Klasyczny uraz Bankarta - warga chrzęstna stawowa jest oddzielona od przedniego brzegu wyrostka stawowego łopatki wraz z torebką i więzadłami ramiennymi.

B. Niekompletny uraz Bankarta - obrąbek chrzęstny stawowy i torebka stawu barkowego nie są całkowicie oderwane od wyrostka stawowego łopatki.

B. Kapsułka jest odrywana od szyi łopatki, warga chrzęstna stawowa jest odrywana i izolowana. W tym przypadku dochodzi do rozciągnięcia torebki, nadmiernego rozciągnięcia i przemieszczenia dolnego więzadła ramienno-ramiennego. Na przedniej krawędzi wyrostka stawowego łopatki określa się uszkodzenie tkanki kostno-chrzęstnej, spowodowane urazowym uderzeniem tylno-bocznej części głowy kości ramiennej podczas pierwotnego zwichnięcia.
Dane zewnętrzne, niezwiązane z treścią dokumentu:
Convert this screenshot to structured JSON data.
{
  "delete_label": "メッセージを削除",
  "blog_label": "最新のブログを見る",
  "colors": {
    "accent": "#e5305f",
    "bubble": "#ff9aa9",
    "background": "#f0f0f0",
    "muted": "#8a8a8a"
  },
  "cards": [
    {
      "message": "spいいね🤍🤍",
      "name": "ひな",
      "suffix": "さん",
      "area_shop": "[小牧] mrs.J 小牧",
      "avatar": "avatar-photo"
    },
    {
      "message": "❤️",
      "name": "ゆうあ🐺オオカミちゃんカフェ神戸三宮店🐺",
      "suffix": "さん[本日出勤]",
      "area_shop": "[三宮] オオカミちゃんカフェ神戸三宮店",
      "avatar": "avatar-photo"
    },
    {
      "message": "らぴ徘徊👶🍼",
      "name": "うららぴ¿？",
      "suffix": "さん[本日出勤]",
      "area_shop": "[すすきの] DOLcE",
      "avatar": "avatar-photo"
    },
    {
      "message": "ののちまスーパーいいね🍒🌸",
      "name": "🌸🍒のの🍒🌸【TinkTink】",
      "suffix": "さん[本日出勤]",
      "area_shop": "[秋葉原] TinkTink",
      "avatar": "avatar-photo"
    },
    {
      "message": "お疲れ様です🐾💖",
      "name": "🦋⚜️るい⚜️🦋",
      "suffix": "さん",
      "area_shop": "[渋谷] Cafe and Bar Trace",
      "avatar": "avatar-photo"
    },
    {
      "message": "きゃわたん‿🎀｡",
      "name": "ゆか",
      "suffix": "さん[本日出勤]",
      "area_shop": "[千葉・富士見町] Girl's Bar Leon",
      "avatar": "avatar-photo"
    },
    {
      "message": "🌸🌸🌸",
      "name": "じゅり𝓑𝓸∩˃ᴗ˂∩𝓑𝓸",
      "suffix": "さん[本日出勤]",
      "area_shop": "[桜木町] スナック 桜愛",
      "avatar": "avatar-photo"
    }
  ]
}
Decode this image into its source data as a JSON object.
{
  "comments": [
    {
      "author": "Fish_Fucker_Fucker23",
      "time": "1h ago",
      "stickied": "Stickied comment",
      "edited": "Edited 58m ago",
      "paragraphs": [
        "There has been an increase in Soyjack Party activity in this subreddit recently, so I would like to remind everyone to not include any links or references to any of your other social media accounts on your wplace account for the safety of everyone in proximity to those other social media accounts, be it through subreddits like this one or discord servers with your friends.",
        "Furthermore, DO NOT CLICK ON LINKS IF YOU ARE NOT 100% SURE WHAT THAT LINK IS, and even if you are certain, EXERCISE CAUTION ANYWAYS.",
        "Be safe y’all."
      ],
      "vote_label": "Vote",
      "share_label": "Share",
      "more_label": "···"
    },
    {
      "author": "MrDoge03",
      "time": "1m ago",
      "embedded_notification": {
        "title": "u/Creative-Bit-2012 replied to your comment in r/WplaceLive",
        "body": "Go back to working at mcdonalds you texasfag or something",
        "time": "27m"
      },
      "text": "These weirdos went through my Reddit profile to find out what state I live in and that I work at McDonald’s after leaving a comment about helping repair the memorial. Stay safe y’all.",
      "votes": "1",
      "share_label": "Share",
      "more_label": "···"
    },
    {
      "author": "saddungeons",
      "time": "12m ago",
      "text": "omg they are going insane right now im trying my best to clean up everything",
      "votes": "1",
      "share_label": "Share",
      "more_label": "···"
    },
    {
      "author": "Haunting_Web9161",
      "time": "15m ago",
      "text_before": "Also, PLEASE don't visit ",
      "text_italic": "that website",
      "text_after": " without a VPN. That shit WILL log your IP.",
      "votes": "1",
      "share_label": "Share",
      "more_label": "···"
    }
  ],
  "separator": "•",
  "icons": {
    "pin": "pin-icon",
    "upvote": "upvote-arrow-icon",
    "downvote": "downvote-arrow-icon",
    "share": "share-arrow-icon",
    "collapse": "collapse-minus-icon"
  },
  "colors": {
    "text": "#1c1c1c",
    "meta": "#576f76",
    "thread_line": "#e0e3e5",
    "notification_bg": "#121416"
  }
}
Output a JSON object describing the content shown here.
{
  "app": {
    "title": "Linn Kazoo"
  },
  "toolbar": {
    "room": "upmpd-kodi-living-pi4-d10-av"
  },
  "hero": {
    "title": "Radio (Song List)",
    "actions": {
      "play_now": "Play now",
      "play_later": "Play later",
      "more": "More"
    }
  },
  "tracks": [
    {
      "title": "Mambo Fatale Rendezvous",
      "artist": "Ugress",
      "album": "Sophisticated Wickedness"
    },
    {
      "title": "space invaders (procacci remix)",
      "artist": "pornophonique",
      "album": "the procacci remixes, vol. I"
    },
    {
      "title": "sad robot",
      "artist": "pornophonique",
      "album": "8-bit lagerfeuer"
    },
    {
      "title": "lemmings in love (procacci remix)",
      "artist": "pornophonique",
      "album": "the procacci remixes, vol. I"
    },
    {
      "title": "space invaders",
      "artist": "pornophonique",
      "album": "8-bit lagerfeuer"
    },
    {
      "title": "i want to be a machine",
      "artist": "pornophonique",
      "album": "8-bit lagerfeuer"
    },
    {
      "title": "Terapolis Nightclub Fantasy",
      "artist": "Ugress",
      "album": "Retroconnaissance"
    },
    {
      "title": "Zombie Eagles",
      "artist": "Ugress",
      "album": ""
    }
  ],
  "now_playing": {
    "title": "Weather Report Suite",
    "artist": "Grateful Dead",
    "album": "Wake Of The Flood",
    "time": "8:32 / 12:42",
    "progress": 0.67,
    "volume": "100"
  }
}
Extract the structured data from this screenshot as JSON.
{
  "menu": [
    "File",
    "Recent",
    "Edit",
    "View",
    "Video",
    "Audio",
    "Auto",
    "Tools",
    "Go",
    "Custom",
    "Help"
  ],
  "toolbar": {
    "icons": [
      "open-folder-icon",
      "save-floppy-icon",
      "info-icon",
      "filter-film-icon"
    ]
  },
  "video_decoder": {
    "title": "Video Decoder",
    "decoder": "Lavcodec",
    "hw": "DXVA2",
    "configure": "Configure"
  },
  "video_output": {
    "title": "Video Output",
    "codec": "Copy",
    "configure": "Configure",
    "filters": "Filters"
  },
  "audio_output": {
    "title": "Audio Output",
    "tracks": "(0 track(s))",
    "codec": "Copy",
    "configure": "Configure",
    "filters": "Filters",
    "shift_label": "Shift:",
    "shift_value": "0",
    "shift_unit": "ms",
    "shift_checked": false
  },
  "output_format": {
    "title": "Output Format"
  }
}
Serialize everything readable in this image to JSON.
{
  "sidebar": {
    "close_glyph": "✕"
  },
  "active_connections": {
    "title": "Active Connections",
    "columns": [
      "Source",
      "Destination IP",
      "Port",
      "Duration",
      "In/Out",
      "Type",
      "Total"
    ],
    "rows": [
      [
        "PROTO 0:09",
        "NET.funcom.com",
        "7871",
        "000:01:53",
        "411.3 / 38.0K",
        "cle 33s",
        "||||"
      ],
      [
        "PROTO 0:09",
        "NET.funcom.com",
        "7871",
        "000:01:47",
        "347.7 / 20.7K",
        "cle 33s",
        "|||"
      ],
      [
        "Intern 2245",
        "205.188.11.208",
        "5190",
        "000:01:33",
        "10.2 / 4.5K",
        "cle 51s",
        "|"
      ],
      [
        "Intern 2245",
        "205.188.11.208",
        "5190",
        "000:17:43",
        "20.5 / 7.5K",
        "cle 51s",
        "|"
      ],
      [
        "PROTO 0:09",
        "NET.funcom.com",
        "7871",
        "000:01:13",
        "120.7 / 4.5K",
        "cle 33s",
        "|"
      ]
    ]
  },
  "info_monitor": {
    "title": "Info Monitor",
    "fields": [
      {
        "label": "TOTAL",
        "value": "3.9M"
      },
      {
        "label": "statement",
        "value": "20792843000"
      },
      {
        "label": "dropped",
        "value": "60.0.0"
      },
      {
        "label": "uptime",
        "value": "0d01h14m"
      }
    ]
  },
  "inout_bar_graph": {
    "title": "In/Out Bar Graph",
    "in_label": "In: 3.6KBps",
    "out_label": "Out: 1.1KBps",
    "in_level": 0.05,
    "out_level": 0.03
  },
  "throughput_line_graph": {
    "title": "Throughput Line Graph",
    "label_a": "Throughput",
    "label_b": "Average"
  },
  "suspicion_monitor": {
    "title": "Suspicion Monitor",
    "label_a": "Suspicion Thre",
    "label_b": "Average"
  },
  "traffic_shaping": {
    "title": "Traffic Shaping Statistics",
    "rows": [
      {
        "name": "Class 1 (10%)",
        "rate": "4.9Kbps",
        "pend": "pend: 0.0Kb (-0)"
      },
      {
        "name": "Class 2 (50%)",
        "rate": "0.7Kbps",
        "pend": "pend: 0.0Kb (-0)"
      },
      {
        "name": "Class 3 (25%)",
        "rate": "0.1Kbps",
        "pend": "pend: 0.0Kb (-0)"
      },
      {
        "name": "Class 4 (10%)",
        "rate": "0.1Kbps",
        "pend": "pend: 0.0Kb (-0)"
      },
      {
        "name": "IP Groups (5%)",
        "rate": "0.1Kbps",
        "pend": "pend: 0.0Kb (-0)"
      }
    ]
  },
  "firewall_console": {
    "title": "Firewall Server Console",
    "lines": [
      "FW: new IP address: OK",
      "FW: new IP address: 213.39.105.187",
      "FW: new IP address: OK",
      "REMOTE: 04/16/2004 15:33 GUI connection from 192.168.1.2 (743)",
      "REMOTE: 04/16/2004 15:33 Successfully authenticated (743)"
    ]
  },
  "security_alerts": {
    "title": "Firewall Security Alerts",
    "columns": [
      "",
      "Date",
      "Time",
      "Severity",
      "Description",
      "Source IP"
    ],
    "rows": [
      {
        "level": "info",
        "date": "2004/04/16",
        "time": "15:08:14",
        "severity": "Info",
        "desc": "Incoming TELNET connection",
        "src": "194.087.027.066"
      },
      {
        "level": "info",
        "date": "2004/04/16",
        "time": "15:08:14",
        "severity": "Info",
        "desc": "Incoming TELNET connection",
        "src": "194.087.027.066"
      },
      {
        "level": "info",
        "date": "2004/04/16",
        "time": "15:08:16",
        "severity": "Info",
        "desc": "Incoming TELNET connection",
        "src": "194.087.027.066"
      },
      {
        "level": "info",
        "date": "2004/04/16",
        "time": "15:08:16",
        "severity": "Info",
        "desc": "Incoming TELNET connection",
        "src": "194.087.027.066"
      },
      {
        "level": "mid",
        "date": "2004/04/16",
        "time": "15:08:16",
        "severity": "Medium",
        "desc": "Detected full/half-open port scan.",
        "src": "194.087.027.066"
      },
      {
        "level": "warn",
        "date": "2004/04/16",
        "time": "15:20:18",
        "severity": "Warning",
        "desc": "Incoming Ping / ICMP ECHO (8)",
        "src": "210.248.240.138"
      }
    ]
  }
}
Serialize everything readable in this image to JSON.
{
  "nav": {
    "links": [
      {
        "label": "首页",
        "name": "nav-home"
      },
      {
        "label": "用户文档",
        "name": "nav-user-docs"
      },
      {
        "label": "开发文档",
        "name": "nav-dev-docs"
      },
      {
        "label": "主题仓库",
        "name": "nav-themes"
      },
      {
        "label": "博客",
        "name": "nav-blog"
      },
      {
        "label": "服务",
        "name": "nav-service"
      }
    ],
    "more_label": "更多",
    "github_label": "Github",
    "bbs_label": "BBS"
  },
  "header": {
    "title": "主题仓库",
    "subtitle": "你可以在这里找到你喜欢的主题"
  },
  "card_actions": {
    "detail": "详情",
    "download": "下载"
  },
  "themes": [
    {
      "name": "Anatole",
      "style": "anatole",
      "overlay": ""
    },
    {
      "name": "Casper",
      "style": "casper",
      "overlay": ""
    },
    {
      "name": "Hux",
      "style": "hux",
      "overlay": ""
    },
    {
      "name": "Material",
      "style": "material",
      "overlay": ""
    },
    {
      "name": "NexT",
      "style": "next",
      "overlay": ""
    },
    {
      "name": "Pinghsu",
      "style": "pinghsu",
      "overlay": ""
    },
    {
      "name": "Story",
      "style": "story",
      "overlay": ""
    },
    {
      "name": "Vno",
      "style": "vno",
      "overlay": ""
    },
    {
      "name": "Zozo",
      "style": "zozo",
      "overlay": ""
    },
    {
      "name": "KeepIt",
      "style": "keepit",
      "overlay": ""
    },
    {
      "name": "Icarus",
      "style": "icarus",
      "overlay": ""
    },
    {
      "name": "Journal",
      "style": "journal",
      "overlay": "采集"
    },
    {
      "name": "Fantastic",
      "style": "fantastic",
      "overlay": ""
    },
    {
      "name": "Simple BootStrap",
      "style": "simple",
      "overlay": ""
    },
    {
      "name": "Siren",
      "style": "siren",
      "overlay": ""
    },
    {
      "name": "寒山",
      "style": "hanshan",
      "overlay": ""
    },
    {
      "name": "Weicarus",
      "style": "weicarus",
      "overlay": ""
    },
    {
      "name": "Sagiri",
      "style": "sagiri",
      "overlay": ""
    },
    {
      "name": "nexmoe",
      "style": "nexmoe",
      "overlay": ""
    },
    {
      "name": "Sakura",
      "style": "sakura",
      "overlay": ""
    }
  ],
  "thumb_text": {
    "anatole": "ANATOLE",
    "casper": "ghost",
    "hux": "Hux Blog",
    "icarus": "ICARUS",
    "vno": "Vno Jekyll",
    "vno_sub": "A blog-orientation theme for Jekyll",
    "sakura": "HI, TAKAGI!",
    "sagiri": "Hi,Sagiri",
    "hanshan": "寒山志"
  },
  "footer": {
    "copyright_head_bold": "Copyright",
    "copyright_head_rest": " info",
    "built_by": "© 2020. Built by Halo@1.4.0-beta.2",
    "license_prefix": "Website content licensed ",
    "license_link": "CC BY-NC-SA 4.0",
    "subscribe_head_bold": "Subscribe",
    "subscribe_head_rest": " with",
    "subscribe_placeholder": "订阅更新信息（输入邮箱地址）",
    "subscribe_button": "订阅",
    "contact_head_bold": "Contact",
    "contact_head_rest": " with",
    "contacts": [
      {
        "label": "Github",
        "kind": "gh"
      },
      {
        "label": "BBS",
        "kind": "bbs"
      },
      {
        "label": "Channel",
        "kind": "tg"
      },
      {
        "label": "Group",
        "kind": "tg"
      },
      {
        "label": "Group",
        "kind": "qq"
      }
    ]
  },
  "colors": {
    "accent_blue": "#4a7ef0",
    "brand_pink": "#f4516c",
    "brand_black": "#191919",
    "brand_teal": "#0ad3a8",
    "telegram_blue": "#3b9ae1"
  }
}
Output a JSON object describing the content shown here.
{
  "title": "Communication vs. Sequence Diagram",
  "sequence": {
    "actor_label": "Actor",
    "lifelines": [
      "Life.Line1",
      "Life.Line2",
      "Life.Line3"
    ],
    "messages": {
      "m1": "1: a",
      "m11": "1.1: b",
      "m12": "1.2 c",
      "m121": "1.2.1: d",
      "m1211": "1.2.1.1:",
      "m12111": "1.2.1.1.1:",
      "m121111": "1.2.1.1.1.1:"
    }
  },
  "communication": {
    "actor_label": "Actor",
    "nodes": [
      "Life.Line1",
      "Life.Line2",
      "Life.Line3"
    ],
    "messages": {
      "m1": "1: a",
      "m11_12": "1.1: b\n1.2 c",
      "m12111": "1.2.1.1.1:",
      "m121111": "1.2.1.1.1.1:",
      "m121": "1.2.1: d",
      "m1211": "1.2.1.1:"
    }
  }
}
Jest to typowy i najczęstszy uraz w nawracającym przednim zwichnięciu barku.

G. Złamanie przedniego dolnego brzegu kości wyrostka stawowego łopatki. W tym przypadku więzadło ramienno-ramienne dolne jest przesunięte w dół, torebka jest rozciągnięta, a warga chrzęstna stawowa może być nieobecna.

D. Zwyrodnienie obrąbka z nadmiarem torebki przedniej. W tych przypadkach zmiana jest trudna do rozpoznania ze względu na bliznowatą degenerację obrąbka chrzęstnego stawowego i kompleksu więzadła ramienno-ramiennego.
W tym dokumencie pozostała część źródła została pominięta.